By definition, efficiency is given by

\[ \text{Efficiency } (\eta ) = \frac{\text{Work done (W)}}{\text{Heat Input} \hspace{0.1cm} (Q_H)} \\ => \eta = \frac{W}{Q_H}\\ => \eta = \frac{Q_H – Q_C}{Q_H}\\ => \eta = 1 – \frac{Q_C}{Q_H} \]

Since T_H and T_C are easily measurable, let us express efficiency in terms of temperatures using the second law of thermodynamics and entropy.

Irreversible and Reversible Processes

The change in entropy is

\[ \Delta S = \frac{Q_C}{T_C} – \frac{Q_H}{T_H} \]

According to the second law, entropy always increases for an irreversible process.

\[ \Delta S_{irr} > 0\\ => \frac{Q_C}{T_C} – \frac{Q_H}{T_H} > 0\\ => \frac{Q_C}{T_C} > \frac{Q_H}{T_H}\\ => \frac{Q_C}{Q_H} > \frac{T_C}{T_H}\\ => 1 – \frac{Q_C}{Q_H} < 1 – \frac{T_C}{T_H}\\ => \eta_{irr} < 1 – \frac{T_C}{T_H} \]

The second law also states that the entropy change is zero for a reversible process.

\[ \Delta S_{rev} = 0 \]

Which ultimately leads to the expression

\[ \eta_{rev} = 1-\frac{T_C}{T_H}= \eta_{max} \]

However, 1 – T_C/T_H is the efficiency of a reversible engine such as the Carnot engine.

Therefore, the efficiency of a heat engine is limited by the Carnot theorem. According to this theorem, “Any system working between two given temperatures (hot and cold reservoirs) can never have an efficiency more than the Carnot engine working between the same two reservoirs.”

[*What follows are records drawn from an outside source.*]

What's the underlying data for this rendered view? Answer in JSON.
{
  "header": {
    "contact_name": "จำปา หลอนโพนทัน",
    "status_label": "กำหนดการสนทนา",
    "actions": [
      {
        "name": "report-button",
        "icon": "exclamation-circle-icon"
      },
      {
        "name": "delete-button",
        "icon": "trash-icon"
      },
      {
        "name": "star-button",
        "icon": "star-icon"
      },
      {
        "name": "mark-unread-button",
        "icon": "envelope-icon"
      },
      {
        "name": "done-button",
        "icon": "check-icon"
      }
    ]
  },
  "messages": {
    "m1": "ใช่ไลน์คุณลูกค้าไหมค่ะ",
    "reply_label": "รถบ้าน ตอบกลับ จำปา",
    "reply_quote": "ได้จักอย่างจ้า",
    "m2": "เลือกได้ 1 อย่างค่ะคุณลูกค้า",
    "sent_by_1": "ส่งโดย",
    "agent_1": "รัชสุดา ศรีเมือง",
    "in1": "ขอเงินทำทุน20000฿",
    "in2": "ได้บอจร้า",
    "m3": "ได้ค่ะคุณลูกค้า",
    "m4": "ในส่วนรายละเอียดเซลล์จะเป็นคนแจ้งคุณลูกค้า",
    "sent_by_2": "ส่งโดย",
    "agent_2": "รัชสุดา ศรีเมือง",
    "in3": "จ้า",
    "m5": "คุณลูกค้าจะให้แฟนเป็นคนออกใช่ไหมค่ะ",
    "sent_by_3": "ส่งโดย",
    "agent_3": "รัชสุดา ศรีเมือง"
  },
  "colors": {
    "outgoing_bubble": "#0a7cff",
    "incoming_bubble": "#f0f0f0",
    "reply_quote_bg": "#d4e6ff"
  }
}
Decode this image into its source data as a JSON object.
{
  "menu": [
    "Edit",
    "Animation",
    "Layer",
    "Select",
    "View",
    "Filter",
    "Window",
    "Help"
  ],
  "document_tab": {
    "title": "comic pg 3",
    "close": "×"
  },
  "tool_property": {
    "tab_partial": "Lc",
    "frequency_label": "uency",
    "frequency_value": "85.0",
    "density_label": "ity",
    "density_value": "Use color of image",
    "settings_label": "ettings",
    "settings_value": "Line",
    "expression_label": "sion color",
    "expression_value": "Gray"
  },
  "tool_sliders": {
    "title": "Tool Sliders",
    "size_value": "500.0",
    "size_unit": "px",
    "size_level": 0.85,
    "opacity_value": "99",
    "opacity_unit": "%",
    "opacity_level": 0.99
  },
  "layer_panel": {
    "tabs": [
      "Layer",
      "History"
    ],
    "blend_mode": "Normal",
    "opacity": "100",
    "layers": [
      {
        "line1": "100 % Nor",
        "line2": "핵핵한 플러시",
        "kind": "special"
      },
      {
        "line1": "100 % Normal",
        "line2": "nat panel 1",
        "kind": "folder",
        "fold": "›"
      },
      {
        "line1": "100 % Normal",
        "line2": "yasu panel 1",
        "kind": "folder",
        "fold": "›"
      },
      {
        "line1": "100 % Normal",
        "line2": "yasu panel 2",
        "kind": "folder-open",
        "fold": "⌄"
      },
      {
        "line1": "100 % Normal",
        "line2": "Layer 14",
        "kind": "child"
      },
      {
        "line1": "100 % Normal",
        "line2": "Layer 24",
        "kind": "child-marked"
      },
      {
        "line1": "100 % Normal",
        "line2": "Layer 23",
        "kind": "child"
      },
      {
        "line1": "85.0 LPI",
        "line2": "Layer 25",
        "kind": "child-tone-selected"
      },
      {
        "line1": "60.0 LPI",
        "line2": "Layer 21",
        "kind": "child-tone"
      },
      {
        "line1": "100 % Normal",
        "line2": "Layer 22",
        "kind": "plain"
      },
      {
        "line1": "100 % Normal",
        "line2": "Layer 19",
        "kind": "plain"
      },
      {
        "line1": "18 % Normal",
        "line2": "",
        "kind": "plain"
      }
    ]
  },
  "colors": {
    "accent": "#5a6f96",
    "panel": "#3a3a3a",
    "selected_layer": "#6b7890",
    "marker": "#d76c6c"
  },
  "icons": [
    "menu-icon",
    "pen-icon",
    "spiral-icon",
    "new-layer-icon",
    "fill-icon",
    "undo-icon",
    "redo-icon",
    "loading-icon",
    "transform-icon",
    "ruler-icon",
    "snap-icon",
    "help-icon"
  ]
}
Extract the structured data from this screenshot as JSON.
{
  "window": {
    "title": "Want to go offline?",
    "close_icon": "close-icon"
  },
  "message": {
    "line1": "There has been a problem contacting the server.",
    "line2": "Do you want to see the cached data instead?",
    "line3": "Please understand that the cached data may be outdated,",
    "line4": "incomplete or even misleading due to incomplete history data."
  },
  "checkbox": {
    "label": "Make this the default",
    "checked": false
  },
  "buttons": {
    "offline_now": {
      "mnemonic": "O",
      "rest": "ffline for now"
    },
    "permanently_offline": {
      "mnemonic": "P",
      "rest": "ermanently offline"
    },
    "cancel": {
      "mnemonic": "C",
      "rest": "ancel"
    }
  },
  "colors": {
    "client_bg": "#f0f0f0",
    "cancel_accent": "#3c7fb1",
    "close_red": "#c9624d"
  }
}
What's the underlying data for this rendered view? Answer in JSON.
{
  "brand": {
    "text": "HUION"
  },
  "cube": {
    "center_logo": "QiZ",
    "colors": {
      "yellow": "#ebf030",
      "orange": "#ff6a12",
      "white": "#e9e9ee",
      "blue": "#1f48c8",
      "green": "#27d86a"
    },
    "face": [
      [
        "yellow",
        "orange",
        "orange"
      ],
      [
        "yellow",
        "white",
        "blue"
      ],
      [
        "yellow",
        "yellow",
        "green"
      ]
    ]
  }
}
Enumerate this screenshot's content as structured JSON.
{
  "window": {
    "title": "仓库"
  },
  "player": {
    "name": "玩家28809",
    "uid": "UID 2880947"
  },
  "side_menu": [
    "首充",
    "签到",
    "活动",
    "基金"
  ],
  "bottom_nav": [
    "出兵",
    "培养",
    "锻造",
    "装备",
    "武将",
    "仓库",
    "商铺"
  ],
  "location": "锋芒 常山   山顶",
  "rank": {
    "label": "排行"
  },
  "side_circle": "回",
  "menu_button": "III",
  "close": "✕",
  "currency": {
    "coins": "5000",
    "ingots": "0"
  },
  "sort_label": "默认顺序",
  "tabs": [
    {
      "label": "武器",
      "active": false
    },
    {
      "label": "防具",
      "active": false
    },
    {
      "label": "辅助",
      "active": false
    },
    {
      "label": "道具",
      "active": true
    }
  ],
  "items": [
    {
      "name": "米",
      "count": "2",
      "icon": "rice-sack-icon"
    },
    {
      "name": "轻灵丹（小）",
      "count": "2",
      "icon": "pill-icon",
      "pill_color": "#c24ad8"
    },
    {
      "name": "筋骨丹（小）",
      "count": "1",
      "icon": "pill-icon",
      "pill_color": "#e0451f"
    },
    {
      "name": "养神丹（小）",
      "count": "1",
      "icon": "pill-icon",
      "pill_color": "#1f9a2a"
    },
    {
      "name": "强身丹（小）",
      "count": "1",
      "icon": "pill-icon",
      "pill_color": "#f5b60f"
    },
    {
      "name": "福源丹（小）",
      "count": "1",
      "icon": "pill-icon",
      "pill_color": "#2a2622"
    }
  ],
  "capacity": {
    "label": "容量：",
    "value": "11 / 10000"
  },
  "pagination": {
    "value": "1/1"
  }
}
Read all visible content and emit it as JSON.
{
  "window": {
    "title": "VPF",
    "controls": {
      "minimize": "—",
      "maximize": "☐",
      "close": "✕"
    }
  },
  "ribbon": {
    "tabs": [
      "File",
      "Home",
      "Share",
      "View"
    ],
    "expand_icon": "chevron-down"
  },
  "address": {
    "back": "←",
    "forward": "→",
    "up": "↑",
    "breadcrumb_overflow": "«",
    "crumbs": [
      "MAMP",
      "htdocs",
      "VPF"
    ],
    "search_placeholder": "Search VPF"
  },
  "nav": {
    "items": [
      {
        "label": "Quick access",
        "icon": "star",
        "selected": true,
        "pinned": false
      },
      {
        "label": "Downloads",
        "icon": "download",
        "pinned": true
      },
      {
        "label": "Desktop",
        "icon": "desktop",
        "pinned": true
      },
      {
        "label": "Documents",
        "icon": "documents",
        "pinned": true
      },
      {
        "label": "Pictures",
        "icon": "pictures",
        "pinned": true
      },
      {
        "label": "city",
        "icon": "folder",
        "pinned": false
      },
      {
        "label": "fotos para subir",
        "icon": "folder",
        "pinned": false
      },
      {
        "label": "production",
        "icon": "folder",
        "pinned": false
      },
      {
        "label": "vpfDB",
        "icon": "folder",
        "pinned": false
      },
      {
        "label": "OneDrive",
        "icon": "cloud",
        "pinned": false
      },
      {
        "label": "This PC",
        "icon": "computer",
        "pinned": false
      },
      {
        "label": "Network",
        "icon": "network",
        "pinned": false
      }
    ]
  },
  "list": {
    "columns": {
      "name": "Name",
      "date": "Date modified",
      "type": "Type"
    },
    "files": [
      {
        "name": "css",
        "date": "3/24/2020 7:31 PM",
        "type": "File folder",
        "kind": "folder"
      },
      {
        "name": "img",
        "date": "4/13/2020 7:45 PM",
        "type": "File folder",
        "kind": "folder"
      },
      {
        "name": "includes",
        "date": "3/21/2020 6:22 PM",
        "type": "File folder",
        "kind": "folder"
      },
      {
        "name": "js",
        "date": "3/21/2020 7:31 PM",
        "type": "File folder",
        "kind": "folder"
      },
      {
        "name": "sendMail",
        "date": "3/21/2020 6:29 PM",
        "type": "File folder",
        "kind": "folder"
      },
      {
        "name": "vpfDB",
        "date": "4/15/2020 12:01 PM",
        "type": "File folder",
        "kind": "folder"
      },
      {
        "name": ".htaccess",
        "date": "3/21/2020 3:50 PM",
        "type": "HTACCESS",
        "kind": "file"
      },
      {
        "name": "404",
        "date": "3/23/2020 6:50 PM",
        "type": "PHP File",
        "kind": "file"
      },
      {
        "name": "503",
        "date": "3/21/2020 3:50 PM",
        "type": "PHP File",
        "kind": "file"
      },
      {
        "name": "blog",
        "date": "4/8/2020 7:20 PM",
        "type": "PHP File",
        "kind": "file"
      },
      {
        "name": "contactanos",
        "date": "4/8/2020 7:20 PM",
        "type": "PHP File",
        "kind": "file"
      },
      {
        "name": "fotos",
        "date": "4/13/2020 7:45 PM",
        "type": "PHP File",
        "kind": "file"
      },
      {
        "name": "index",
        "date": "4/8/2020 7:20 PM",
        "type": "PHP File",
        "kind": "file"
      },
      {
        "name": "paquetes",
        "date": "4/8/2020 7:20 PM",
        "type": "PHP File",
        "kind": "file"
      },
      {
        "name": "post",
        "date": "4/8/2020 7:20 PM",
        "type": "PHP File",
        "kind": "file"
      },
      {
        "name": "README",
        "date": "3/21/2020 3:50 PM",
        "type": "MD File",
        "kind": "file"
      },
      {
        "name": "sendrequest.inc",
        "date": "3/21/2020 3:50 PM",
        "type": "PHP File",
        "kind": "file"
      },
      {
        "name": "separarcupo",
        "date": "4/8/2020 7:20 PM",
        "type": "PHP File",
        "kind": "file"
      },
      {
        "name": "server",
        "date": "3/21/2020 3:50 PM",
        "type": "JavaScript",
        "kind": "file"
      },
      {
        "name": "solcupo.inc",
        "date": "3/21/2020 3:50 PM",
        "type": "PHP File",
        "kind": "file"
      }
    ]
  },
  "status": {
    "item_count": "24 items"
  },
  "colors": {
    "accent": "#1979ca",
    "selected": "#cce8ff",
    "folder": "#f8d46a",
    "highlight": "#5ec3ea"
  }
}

Types and Examples of Heat Engine

There are two main types of heat engines. They are external combustion engines and internal combustion engines.

External Combustion Engine

In an external combustion engine, the fuel burns outside the engine’s main body, where the action takes place. The steam engine is a typical example of an external combustion engine. Here, coal is burnt to heat water, the working substance. The water is then converted into steam. The steam passes through a cylindrical pipe whose one end consists of a piston moving back and forth. The piston is connected to anything that requires motion, like locomotive wheels. This back-and-forth piston action allows the wheels to rotate and makes the train move forward.

Internal Combustion Engine

In an internal combustion engine, the fuel burns inside the engine. An automobile engine is a perfect example of an internal combustion engine. It consists of several cylinders where the gaseous fuel or gasoline continuously burns, producing heat. Thus, the fuel is the working substance. The heat causes the pistons attached to the cylinders to move back and forth. This mechanical action of the pistons drives the wheels and makes to vehicle move forward.

Internal combustion engines are more efficient than external combustion engines because the fuel is combusted internally, comes in contact with the piston, and fires the engine.